# type of ammo recommeded?



## savage111fc (Jul 30, 2006)

i've got a savage 111fcxp3 270 and i was trying to find out what grain and brand of ammunition you would recommend. i've got- remington core-lokt express 150 grain, winchester ballistic silvertip 130 grain, winchester 130 grain power-point, and federal premium vital shock 130 grain nosler. any preferance?

:sniper:


----------



## Remington 7400 (Dec 14, 2005)

I handload 130 grain Hornady SSTs over IMR 7828. PM me and I'll give you the load if you want. (same goes for anyone else wanting the load)


----------



## Plainsman (Jul 30, 2003)

For factory I have always had good luck with plain vanilla classic Federal. For reloading I like Ballistic Tips, and H4831 which was also Jack O'Connor's favorite powder. Now with the short kernel it loads even nicer. Jack killed everything with a 270, and surprisingly most things with the 130 grain.


----------



## People (Jan 17, 2005)

The truth be told is we will not be able to tell you what will be the best for your gun. You will have to do some hard work (FUN WORK) shooting to see what your gun likes best. I have only one recomendation that is clean your gun inbetween different types of rounds.

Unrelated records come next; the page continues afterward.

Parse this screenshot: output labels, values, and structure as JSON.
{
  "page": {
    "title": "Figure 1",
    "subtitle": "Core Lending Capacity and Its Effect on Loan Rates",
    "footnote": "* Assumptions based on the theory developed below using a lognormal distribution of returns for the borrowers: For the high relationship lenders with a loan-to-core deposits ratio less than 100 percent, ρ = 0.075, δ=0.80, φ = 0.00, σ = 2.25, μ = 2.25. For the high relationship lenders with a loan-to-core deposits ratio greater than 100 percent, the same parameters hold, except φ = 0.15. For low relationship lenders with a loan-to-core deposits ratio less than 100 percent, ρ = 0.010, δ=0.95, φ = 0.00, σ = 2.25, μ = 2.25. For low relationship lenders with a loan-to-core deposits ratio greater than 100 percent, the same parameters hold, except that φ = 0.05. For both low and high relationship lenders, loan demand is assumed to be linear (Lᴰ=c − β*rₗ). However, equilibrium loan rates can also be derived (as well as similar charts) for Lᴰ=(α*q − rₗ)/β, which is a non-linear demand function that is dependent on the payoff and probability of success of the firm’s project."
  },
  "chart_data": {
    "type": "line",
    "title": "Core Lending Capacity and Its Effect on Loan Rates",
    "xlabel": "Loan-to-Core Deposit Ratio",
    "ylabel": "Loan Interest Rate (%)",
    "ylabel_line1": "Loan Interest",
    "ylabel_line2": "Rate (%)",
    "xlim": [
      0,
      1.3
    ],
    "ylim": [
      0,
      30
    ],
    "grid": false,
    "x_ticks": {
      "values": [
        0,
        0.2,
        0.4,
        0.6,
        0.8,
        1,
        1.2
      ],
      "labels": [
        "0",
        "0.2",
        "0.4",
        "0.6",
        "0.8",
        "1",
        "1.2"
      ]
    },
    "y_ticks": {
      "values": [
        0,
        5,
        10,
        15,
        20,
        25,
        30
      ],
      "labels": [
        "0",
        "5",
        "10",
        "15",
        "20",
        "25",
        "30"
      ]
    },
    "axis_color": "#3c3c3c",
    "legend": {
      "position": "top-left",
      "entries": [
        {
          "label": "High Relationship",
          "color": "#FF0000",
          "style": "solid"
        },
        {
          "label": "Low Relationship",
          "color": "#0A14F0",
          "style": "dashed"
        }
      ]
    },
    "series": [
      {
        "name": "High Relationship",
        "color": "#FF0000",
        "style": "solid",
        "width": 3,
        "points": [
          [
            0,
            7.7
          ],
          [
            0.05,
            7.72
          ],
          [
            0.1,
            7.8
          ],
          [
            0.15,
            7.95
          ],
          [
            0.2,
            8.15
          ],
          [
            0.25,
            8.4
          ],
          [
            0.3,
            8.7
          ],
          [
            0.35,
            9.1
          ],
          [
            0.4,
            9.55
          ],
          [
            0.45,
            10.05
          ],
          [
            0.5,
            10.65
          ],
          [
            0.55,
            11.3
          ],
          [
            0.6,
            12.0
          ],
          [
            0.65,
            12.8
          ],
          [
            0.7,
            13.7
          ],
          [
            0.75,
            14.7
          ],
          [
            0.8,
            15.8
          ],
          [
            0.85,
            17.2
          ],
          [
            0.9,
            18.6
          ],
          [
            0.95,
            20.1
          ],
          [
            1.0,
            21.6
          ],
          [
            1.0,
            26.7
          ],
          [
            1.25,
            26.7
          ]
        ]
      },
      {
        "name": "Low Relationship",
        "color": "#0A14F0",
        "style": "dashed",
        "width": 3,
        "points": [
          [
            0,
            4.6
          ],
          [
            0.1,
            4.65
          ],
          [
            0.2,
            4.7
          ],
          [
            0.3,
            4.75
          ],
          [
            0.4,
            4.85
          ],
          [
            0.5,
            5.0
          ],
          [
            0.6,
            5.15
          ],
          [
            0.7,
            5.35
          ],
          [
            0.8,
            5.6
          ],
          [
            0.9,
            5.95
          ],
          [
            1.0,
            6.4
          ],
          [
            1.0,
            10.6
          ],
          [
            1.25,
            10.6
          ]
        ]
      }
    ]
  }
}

http://www.exteriorballistics.com/reloa ... reload.cfm

In addition to the requirements of proper burning rate, there's at least one other consideration that competitive shooters need to take into account: powder compatibility. In this instance, we're not talking about a safety problem, but one that can greatly effect accuracy. It also applies to any type of firearm, not just semi-autos. Powder residue sometimes reacts very badly to a second powder being fired in the same barrel without cleaning. In the course of a High Power match, most shooters use different ammunition for at least the 600 yard stage, since heavier bullets are normally used at long-range. If the shooter was using a load of 4895 at the 200 and 300 yard lines and switched to 4064 back at the 600, we may have a problem. While it is not a safety issue, it frequently takes several shots before the second load will settle down and begin shooting accurately. If the powders were dissimilar, such as a double-based ball powder followed by a single-based tubular powder (or vice versa), this settling problem will be even more pronounced. With only two sighters allowed in some matches and none in some others, this loss of accuracy becomes a critical issue. If at all possible, try to find a powder that works with both bullet weights and use it all the way across the course.

Hope this helps.


----------